Moreover, it is well known that the exiting binding affinity prediction methods are far from accurately on calculating contributions from entropic effects, and the entropic effects are related to the size and flexibility of a system. Therefore, the influences of the molecular size and flexibility on the performances of binding affinity predictions were also analyzed for both ITScore2 and MM/PBSA. Regarding the molecular size, ligands containing at least 40 heavy atoms were excluded (i.e., a total of eight ligands) from the full set of the FXR dataset, resulting in a subset (referred to as Set_size) consisting of 93 query ligands (each having fewer than 40 heavy atoms). The results for the subset Set_size are reported in Table 1. Interestingly, significantly improvements were found for all the strategies, MM/PBSA, Tp_ITS, and Dk_ITS on both ranking (tau) and the binding affinity (R) predictions. On the other hand, regarding the ligand flexibility, ligands with at least 8 rotatable bonds (a total of 18 ligands) were removed from the full set, resulting in a subset (named as Rot_bonds) consisting of 83 query ligands (each ligand containing fewer than 8 rotatable bonds). Similar to the findings with respect to the molecular size, significantly improvements were found for all the strategies for the subset Rot_bonds, as shown in Table 1. For example, for the strategy Dk_IST, the values of tau/R increased from 0.22/0.34 for the full set (first row) to 0.31/0.45 for the subset Rot_bonds (the second last row). Next, the compounds with both at least 40 heavy atoms and at least eight rotatable bonds (a total of five compounds: FXR_45, FXR_64, FXR_66, FXR_67, and FXR_68) were excluded from the full set, resulting a subset referred to as the “Normal” set. For this “Normal” subset, both tau and R increased significantly (see the last row of Table 1 cf. the first row), particularly for MM/PBSA. A correlation plot for the MM/PBSA results shows three of these five compounds are far deviated from the other compounds (data not shown). These findings suggest that too large or too flexible ligands pose a big challenge to current scoring functions, and are recommended to be separated or even removed from the list by the D3R organizers for future exercises.

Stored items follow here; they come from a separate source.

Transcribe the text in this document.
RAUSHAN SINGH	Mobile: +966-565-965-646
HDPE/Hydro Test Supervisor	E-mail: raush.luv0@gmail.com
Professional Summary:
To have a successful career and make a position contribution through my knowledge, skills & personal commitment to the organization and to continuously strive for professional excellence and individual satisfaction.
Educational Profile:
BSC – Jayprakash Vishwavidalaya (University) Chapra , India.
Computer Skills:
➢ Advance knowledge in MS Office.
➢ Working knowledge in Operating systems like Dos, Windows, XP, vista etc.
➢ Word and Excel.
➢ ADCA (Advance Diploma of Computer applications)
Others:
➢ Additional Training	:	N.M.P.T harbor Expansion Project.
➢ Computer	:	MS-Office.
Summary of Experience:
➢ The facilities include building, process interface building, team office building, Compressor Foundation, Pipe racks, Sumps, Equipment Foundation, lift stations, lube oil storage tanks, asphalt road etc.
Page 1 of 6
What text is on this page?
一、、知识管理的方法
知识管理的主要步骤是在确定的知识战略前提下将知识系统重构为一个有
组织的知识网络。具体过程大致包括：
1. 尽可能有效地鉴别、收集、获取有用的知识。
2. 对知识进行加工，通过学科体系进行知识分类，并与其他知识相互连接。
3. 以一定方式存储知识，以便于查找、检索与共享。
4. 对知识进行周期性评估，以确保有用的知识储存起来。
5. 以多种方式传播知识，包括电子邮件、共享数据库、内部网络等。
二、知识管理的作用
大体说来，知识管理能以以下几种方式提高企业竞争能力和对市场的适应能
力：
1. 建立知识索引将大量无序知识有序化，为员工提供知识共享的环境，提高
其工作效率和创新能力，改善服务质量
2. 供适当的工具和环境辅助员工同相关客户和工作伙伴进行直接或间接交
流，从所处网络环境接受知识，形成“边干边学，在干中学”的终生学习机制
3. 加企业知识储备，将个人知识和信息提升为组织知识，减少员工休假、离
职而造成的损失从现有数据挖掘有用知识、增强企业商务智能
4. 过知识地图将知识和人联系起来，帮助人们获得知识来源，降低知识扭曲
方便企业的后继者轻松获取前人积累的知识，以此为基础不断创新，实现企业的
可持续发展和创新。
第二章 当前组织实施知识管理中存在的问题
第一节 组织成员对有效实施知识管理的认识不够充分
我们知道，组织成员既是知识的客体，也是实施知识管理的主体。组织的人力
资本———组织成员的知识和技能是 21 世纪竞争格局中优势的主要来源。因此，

Finally, the 35 ligands with co-bound crystal structures solved (i.e., FXR_1 to FXR_36, except that FXR_33 was discarded because its chemical structure in the co-crystal was different form the D3R-provided SMILES string) were further analyzed, using the corresponding co-crystal structures. For these 35 ligands, MM/PBSA achieved 0.23 for the Kendall’s tau and 0.39 for the Pearson’s correlation coefficient, respectively. Scoring directly with the co-crystal structures (including scoring minimization), ITScore2 yielded 0.28 for tau and 0.46 for R, respectively. The Tp_ITS approach, in which the initial structures were these co-crystals (as these structures yielded HybridScore of 2) followed by optimization with AMBER11, achieved 0.38 for tau and 0.56 for R, respectively. Finally, the molecular weight approach (for the reference purpose) yielded 0.32 for tau and 0.57 for R. Comparing these data, it is surprising that molecular weight achieved the best R value (0.57). ITScore2 with the template-based approach achieved a comparable result (R = 0.56). Also, ITScore2 with the template-based approach achieved the highest tau value. It is encouraging that the efficient ITScore2 showed a better performance than the computationally demanding MM/PBSA approach on both affinity ranking and binding affinity predictions with these 35 complexes using the co-crystal structures.

4. Conclusion

D3R provides a valuable platform to evaluate and to improve CADD methods. During 2016 Grand Challenge 2, we developed two distinct strategies, a docking method and a template-based method, for the binding mode prediction. We also employed two distinct methods, ITScore2 and MM/PBSA, for the binding affinity prediction. For the binding mode prediction, the template-based method achieved a significantly better performance than the docking method. For the binding affinity prediction, MM/PBSA performed significantly better than ITScore2 with the full dataset. Both ITScore2 and MM/PBSA were further applied to several subsets, which were constructed based on the atom type percentage (in terms of the number of atoms) in the compounds. The results show that the performance of ITScore2 was sensitive to the ligand composition. Namely, better performance was achieved when ITScore2 was applied to the subset containing ligands with a higher percentage of carbon atoms. Such bias was not found for MM/PBSA. This clue could be used to further improve the knowledge-based atomic pairwise scoring function (ITScore2). In future studies, it would be interesting to retrain the ITscore by introducing training structures with more polar functional groups.

Finally, our analysis shows that the big offset compounds usually contain too many heavy atoms (i.e., too large molecular weights) and too many rotatable bonds. It is recommended to the D3R organizers that these too large and too flexible ligands are better listed separately in the future exercises, because no existing scoring functions can well account for large ligand entropic contributions.